Tony Allen, Global Village Idiot, contemplates joyriding on the information superhighway
Squall 13, Summer 1996, pg. 56.
As the information revolution fast-forwards the species into cultural Babel, intimate live performance takes on a new potency.
Intimate live entertainment. Direct personal communication Eh? Eye contact. There should be more of it?
I was only saying the very same thing last night to Freda colon demon-dot backslash intervid UK.
Up yer modem, round yer data base, and all for the price of a local call? You seen my phone bill, talk about telephone numbers.
Are you on line? Tony Blair has pledged a future Labour Government to get everyone in the country on line. There’s been no similar pledge on housing. So: “Vote Labour - Home pages for the homeless!”
I’m not on line myself, but I know a few buffs who are and I often find myself round a mate’s house at four in the morning, staring into a screen perusing some esoteric document or graphic that’s been down-loaded for me from the other side of the planet.
It’s not exactly surfing, it’s more like paddling about up the shallow end with a rubber ring, wearing an Edwardian stripey one piece and knotted hanky.
Soon Mr Blair’a stake-holder society will deliver my hardware. In the meantime I’m on a serious learning curve checking the potential ramifications of his pending info-fest.
Alongside Johnny and Joanne punter every day now more and more diverse organisations have a presence on the Net: from media archives to virtual shopping malls, most of them, if they are not pushing a product, have got an angle. The good news is that the free-range loonies - the much aligned “nerds” - got in early and have been very creative with the street plans and the architecture. Cyberspace is loophole city and the imaginative thwarting of interfering laws from outside has the status of art.

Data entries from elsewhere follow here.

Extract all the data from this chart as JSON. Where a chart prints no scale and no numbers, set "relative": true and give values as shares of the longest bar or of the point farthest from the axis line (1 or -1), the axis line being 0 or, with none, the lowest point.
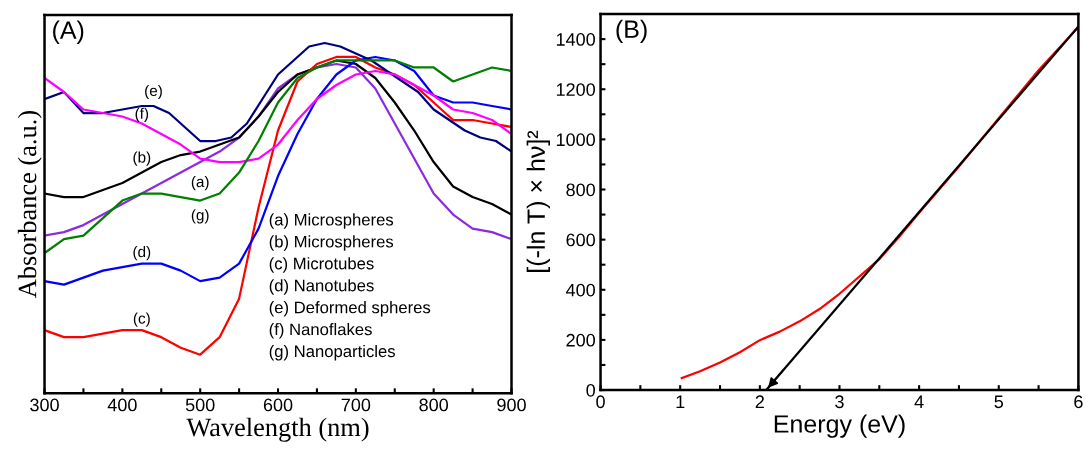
{
  "chart_data": [
    {
      "type": "line",
      "title": "(A)",
      "xlabel": "Wavelength (nm)",
      "ylabel": "Absorbance (a.u.)",
      "relative": true,
      "tick_labels": "x",
      "xlim": [
        300,
        900
      ],
      "xticks": [
        300,
        {
          "value": 350,
          "label": null
        },
        400,
        {
          "value": 450,
          "label": null
        },
        500,
        {
          "value": 550,
          "label": null
        },
        600,
        {
          "value": 650,
          "label": null
        },
        700,
        {
          "value": 750,
          "label": null
        },
        800,
        {
          "value": 850,
          "label": null
        },
        900
      ],
      "x": [
        300,
        325,
        350,
        375,
        400,
        425,
        450,
        475,
        500,
        525,
        550,
        575,
        600,
        625,
        650,
        675,
        700,
        725,
        750,
        775,
        800,
        825,
        850,
        875,
        900
      ],
      "series": [
        {
          "name": "(a)",
          "color": "#8a2be2",
          "values": [
            0.45,
            0.46,
            0.48,
            0.51,
            0.54,
            0.57,
            0.6,
            0.63,
            0.66,
            0.69,
            0.73,
            0.79,
            0.87,
            0.91,
            0.93,
            0.94,
            0.93,
            0.87,
            0.77,
            0.67,
            0.57,
            0.51,
            0.47,
            0.46,
            0.44
          ]
        },
        {
          "name": "(b)",
          "color": "#000000",
          "values": [
            0.57,
            0.56,
            0.56,
            0.58,
            0.6,
            0.63,
            0.66,
            0.68,
            0.69,
            0.71,
            0.73,
            0.79,
            0.86,
            0.91,
            0.93,
            0.95,
            0.94,
            0.9,
            0.83,
            0.75,
            0.66,
            0.59,
            0.56,
            0.54,
            0.51
          ]
        },
        {
          "name": "(c)",
          "color": "#ff0000",
          "values": [
            0.18,
            0.16,
            0.16,
            0.17,
            0.18,
            0.18,
            0.16,
            0.13,
            0.11,
            0.16,
            0.27,
            0.53,
            0.75,
            0.89,
            0.94,
            0.96,
            0.96,
            0.93,
            0.91,
            0.88,
            0.83,
            0.78,
            0.78,
            0.77,
            0.76
          ]
        },
        {
          "name": "(d)",
          "color": "#0000ff",
          "values": [
            0.32,
            0.31,
            0.33,
            0.35,
            0.36,
            0.37,
            0.37,
            0.35,
            0.32,
            0.33,
            0.37,
            0.47,
            0.62,
            0.74,
            0.84,
            0.91,
            0.95,
            0.96,
            0.95,
            0.92,
            0.85,
            0.83,
            0.83,
            0.82,
            0.81
          ]
        },
        {
          "name": "(e)",
          "color": "#000080",
          "x": [
            300,
            325,
            350,
            375,
            400,
            425,
            440,
            460,
            480,
            500,
            520,
            540,
            560,
            580,
            600,
            620,
            640,
            660,
            680,
            700,
            720,
            740,
            760,
            780,
            800,
            820,
            840,
            860,
            880,
            900
          ],
          "values": [
            0.84,
            0.86,
            0.8,
            0.8,
            0.81,
            0.82,
            0.82,
            0.8,
            0.76,
            0.72,
            0.72,
            0.73,
            0.77,
            0.84,
            0.91,
            0.95,
            0.99,
            1.0,
            0.99,
            0.97,
            0.95,
            0.92,
            0.89,
            0.86,
            0.81,
            0.78,
            0.75,
            0.73,
            0.72,
            0.69
          ]
        },
        {
          "name": "(f)",
          "color": "#ff00ff",
          "values": [
            0.9,
            0.86,
            0.81,
            0.8,
            0.79,
            0.77,
            0.74,
            0.71,
            0.67,
            0.66,
            0.66,
            0.67,
            0.71,
            0.78,
            0.84,
            0.88,
            0.91,
            0.92,
            0.91,
            0.88,
            0.85,
            0.81,
            0.8,
            0.78,
            0.74
          ]
        },
        {
          "name": "(g)",
          "color": "#008000",
          "values": [
            0.4,
            0.44,
            0.45,
            0.5,
            0.55,
            0.57,
            0.57,
            0.56,
            0.55,
            0.57,
            0.63,
            0.72,
            0.83,
            0.9,
            0.93,
            0.95,
            0.95,
            0.95,
            0.95,
            0.93,
            0.93,
            0.89,
            0.91,
            0.93,
            0.92
          ]
        }
      ],
      "annotations": [
        "(a) Microspheres",
        "(b) Microspheres",
        "(c) Microtubes",
        "(d) Nanotubes",
        "(e) Deformed spheres",
        "(f) Nanoflakes",
        "(g) Nanoparticles"
      ]
    },
    {
      "type": "line",
      "title": "(B)",
      "xlabel": "Energy (eV)",
      "ylabel": "[(-ln T) × hν]²",
      "xlim": [
        0,
        6
      ],
      "ylim": [
        0,
        1500
      ],
      "xticks": [
        0,
        {
          "value": 0.5,
          "label": null
        },
        1,
        {
          "value": 1.5,
          "label": null
        },
        2,
        {
          "value": 2.5,
          "label": null
        },
        3,
        {
          "value": 3.5,
          "label": null
        },
        4,
        {
          "value": 4.5,
          "label": null
        },
        5,
        {
          "value": 5.5,
          "label": null
        },
        6
      ],
      "yticks": [
        0,
        {
          "value": 100,
          "label": null
        },
        200,
        {
          "value": 300,
          "label": null
        },
        400,
        {
          "value": 500,
          "label": null
        },
        600,
        {
          "value": 700,
          "label": null
        },
        800,
        {
          "value": 900,
          "label": null
        },
        1000,
        {
          "value": 1100,
          "label": null
        },
        1200,
        {
          "value": 1300,
          "label": null
        },
        1400
      ],
      "series": [
        {
          "color": "#ff0000",
          "x": [
            1.02,
            1.25,
            1.5,
            1.75,
            2.0,
            2.25,
            2.5,
            2.75,
            3.0,
            3.25,
            3.5,
            3.75,
            4.0,
            4.5,
            5.0,
            5.5,
            6.0
          ],
          "values": [
            48,
            75,
            110,
            151,
            199,
            233,
            274,
            323,
            384,
            453,
            522,
            611,
            707,
            892,
            1084,
            1276,
            1448
          ]
        },
        {
          "color": "#000000",
          "x": [
            2.08,
            6.0
          ],
          "values": [
            0,
            1450
          ]
        }
      ]
    }
  ]
}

But it’s not all high-minded pursuit on the super highway. I was schmoozing some high-tech lig recently and got introduced to the tabloid end of interactivity - America On Line. My first problem was a Name. Five letters. So I wrote “Tony A”. I get a reply immediately. “Hello Tonya! What are you wearing?” Whoops! Never upper case the “A”. My mate laughs and urges me to reply. I type the old Groucho Marx line...Tm dressed to kill which is the last thing I want to do.” I’ve not really been paying attention to what I’m getting into here, because suddenly I’ve attracted loads of correspondents with a wide range of very dull chat up lines the best of which is “Hi Tonya you give good interface.”
But who were they? They could be the suits standing at the work station next to me or a bunch of kids crowded round a desktop PC in a 5th form physics lab in Papau New Guinea. This is fabulous technology going on here. I stop and ponder the evolution of global consciousness from the development of language to the written word, the first technological revolution of the printing press, then the discovery of electricity - telephone, photography, radio, through to the marvels of transmitting moving pictures, the talkies, television, video, computers and micro-technology and then the convergence of all these wonders into the interactive information super highway of the late 20th Century. And here I am at the cutting edge of the whole shebang and what exactly am I doing with it? I appear to have joined “Wankers of the World Unite” and I’m role-playing a virtual cock- teaser with some nerd/nonce somewhere in cyberspace who is doubtless engaged in... well, whatever it is, it all seems very sad.
Ever since the mass availability of the old reel to reel tape recorders we’ve been able to make our own home sound recordings: Interviews with Granny, comedy sketches and primitive rock albums. Cassette recorders made all this even easier. The only problem came when we tried to distribute our efforts. The record companies and BBC radio controlled the outlets and the the Government legislated against the pirates and the independents.
Likewise when video arrived the film and telly companies controlled distribution and were there to filter, censor and demand compromise before accepting anything. In the 80s all that home computers with their tasty printers appeared to be doing was reinventing the printing press. Desktop publishing distributed by the GPO gave us well produced junk mail. But the digital revolution went on to reinvent and synthesise all the previous media technology, and provide, gratis, a universal distribution system.
How long before your very own customised version of the News At Ten? How long before the advertising infrastructure of television crumbles? Five years? Two years? Already technoanarchists proclaim that intellectual property is theft! Soon everyone will be able to make their own movie, freely sample the vast global archive and television controllers will be two a penny.
And every one of us will have access to all the archive footage of any event plus all the movies made about it and stuff written, broadcast and vox- popped. Every village, town and city, every pop song, sit-com and blockbuster; every anniversary, centenary, and blip in history: all available for us to check out and then if we wish to plagiarise, edit, expand, distort and redistribute...
A lateral overview of all this musak, newsak and viewsak sees a planet of billions of busy people all doing much the same thing: all glued to their screens in a great semi-conscious conspiracy to continually rewrite the rewriting of history so that it all dovetails neatly into the ludicrous conclusion that we are now, now - what the politicians refer to as “this moment in time “ - now, all of us, living at the finely-honed, cutting-edge of progress. Bollocks. When a civilisation dies its whole life flashes in front of it.